REMARKS. This species was formerly misidentified as M. granosus by KovařÍk (2019). During the previous field trips (2018–2019) that yielded the specimens used by him for that paper, both species were actually found, but unfortunately, all small specimens (including the authentic M. granosus ) were mistaken for early immatures and not collected. Only during the last field trip (2022), was it noted that there were in fact two distinct species living together and the mistake was discovered.

Conversely, it is odd that González-Santillán & ÁlvarezPadilla (2015) redescribed M. granosus from exactly the same locality, but they did not record the existence of the second, much larger species there. González-Santillán & ÁlvarezPadilla (2015: 75, 77) explicitly stated that their specimens were collected exclusively in the oak forest, where according to our data M. orizaba sp. n. seems not to occur, thus, it apparently went undetected by them.

There is one locality record published as M. gertschi by Soleglad (1976) and González- Santillán et al. (2017), which could well actually belong to its closest-relative M. orizaba sp. n.: 11.2 km southeast of Las Vigas de RamÍrez, in Veracruz State. This site is located roughly 55 km to the north of Atotonilco, in the same mountain system (eastern tip of the Trans-Mexican Neovolcanic Belt) and at similar altitude (2,420 m); even the reference to a “subadult male” ( Soleglad, 1976: 284; González-Santillán et al., 2017: 237) suggests one of the main diagnostic features of M. orizaba sp. n., i.e., the weaker development of the pedipalp finger lobe/ notch combination.

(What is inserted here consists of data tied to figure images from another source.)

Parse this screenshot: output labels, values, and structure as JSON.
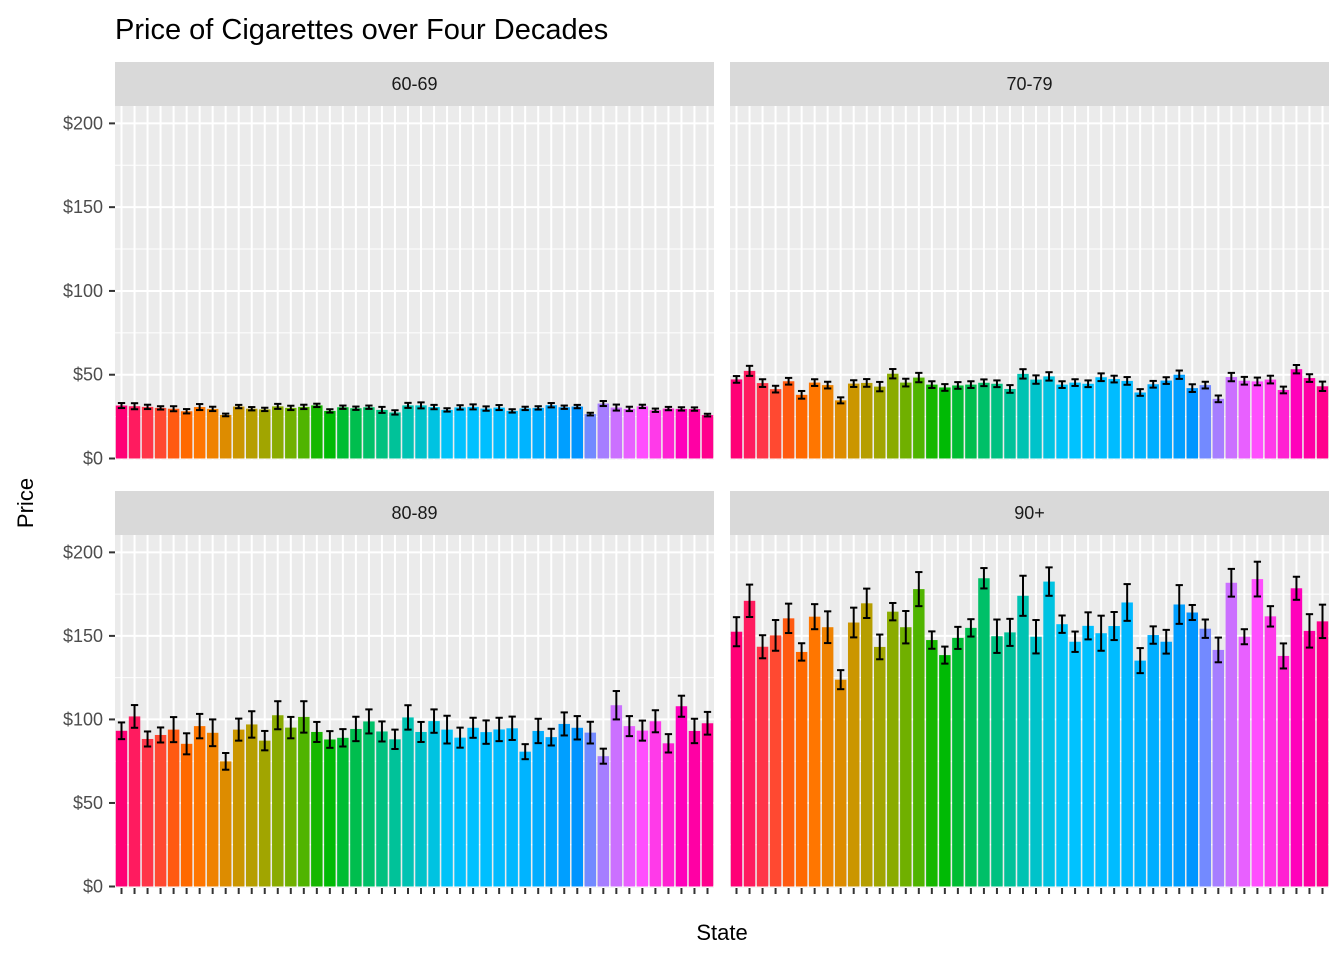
{
  "chart_data": {
    "type": "bar",
    "title": "Price of Cigarettes over Four Decades",
    "xlabel": "State",
    "ylabel": "Price",
    "ylim": [
      0,
      205
    ],
    "y_ticks": [
      {
        "value": 0,
        "label": "$0"
      },
      {
        "value": 50,
        "label": "$50"
      },
      {
        "value": 100,
        "label": "$100"
      },
      {
        "value": 150,
        "label": "$150"
      },
      {
        "value": 200,
        "label": "$200"
      }
    ],
    "x_tick_labels_shown": false,
    "error_bars": true,
    "grid": true,
    "legend": "none",
    "panels": [
      {
        "facet": "60-69",
        "values": [
          31.6,
          31.2,
          30.8,
          30.2,
          29.7,
          28.2,
          30.7,
          29.6,
          26.0,
          31.0,
          29.7,
          29.3,
          31.1,
          30.2,
          30.8,
          31.7,
          28.4,
          30.6,
          30.0,
          30.6,
          29.0,
          27.5,
          31.7,
          31.7,
          30.7,
          29.0,
          30.5,
          30.8,
          29.8,
          30.4,
          28.4,
          29.9,
          30.2,
          31.8,
          30.6,
          31.0,
          26.5,
          32.8,
          30.4,
          29.6,
          31.1,
          28.8,
          29.8,
          29.6,
          29.5,
          25.9
        ],
        "errors": [
          1.5,
          1.8,
          1.3,
          1.0,
          1.5,
          1.3,
          1.8,
          1.3,
          0.8,
          1.0,
          1.0,
          1.0,
          1.5,
          1.3,
          1.3,
          1.0,
          1.0,
          1.0,
          1.0,
          1.0,
          1.8,
          1.3,
          1.5,
          1.8,
          1.3,
          1.0,
          1.3,
          1.5,
          1.3,
          1.5,
          1.0,
          1.0,
          1.0,
          1.3,
          1.0,
          1.0,
          0.8,
          1.5,
          1.8,
          1.3,
          1.0,
          1.0,
          1.0,
          1.0,
          1.0,
          0.8
        ]
      },
      {
        "facet": "70-79",
        "values": [
          47.2,
          52.3,
          45.0,
          41.4,
          46.1,
          38.0,
          45.3,
          43.8,
          34.7,
          44.7,
          45.1,
          42.9,
          50.6,
          45.3,
          48.3,
          44.1,
          42.4,
          43.6,
          44.1,
          45.2,
          44.6,
          41.5,
          50.5,
          47.1,
          49.0,
          44.1,
          45.3,
          44.6,
          48.5,
          47.4,
          46.3,
          39.4,
          44.3,
          46.5,
          50.0,
          42.0,
          43.8,
          35.6,
          48.6,
          46.4,
          46.0,
          47.1,
          40.9,
          53.3,
          48.0,
          43.1
        ],
        "errors": [
          2.0,
          3.0,
          2.3,
          2.0,
          2.0,
          2.3,
          2.0,
          2.0,
          1.8,
          2.0,
          2.3,
          2.8,
          2.8,
          2.3,
          2.8,
          2.0,
          2.0,
          2.0,
          2.0,
          2.0,
          2.0,
          2.3,
          2.8,
          2.5,
          2.5,
          2.0,
          2.0,
          2.0,
          2.3,
          2.0,
          2.3,
          2.0,
          2.0,
          2.0,
          2.5,
          2.3,
          2.0,
          2.0,
          2.5,
          2.3,
          2.3,
          2.3,
          2.0,
          2.5,
          2.3,
          2.8
        ]
      },
      {
        "facet": "80-89",
        "values": [
          93.2,
          101.8,
          88.3,
          90.7,
          93.9,
          85.4,
          96.0,
          92.0,
          74.9,
          93.9,
          97.0,
          87.3,
          102.5,
          95.1,
          101.5,
          92.5,
          88.0,
          89.0,
          94.3,
          98.8,
          92.8,
          88.1,
          101.2,
          92.5,
          99.0,
          93.9,
          89.1,
          95.0,
          92.4,
          94.0,
          94.7,
          80.7,
          93.1,
          89.4,
          97.3,
          95.0,
          92.1,
          78.0,
          108.5,
          96.0,
          93.3,
          98.9,
          85.7,
          107.9,
          93.1,
          97.7
        ],
        "errors": [
          5.0,
          6.8,
          4.5,
          4.5,
          7.5,
          6.3,
          7.3,
          8.0,
          5.0,
          6.6,
          7.9,
          5.8,
          8.4,
          6.4,
          9.4,
          6.0,
          5.0,
          5.2,
          7.3,
          7.2,
          6.0,
          5.8,
          7.3,
          6.0,
          7.0,
          8.3,
          6.0,
          6.0,
          7.0,
          7.0,
          7.0,
          4.5,
          7.3,
          5.0,
          6.9,
          7.0,
          6.5,
          4.5,
          8.5,
          6.0,
          6.0,
          6.6,
          5.5,
          6.3,
          7.3,
          6.8
        ]
      },
      {
        "facet": "90+",
        "values": [
          152.5,
          171.0,
          143.5,
          150.3,
          160.5,
          140.4,
          161.5,
          155.2,
          123.8,
          158.0,
          169.5,
          143.4,
          164.5,
          155.2,
          178.0,
          147.5,
          138.5,
          148.8,
          154.8,
          184.5,
          149.8,
          152.1,
          174.0,
          149.5,
          182.5,
          157.0,
          146.5,
          156.0,
          151.6,
          155.9,
          170.0,
          135.2,
          150.5,
          146.5,
          168.8,
          164.0,
          154.3,
          141.6,
          181.8,
          149.5,
          184.0,
          161.7,
          138.0,
          178.5,
          153.0,
          158.7
        ],
        "errors": [
          8.7,
          9.7,
          6.9,
          9.2,
          8.8,
          5.2,
          7.5,
          9.5,
          5.7,
          8.9,
          8.8,
          7.4,
          5.2,
          9.7,
          10.2,
          5.2,
          5.1,
          6.6,
          5.2,
          6.1,
          10.0,
          8.1,
          12.0,
          10.0,
          8.5,
          5.2,
          6.1,
          8.1,
          10.5,
          8.4,
          11.0,
          7.5,
          5.2,
          7.1,
          11.6,
          4.5,
          5.5,
          7.4,
          8.3,
          4.5,
          10.4,
          6.1,
          7.5,
          6.9,
          10.0,
          10.0
        ]
      }
    ]
  }
}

Incidentally, there is some confusion in the previous literature about this character, i.e., it has been incorrectly assumed that a weak lobe/notch combination indicates a subadult male (see, e.g., Soleglad, 1976: 285). Nevertheless, by rearing dozens of specimens from birth to adulthood in captivity, we have confirmed that in all Megacormus species whose male has pedipalp fingers with lobe/notch combination developed, this character state appears only with the terminal ecdysis to adult, i.e., subadult males entirely lack such combination and its fingers resemble those of adult and juvenile females.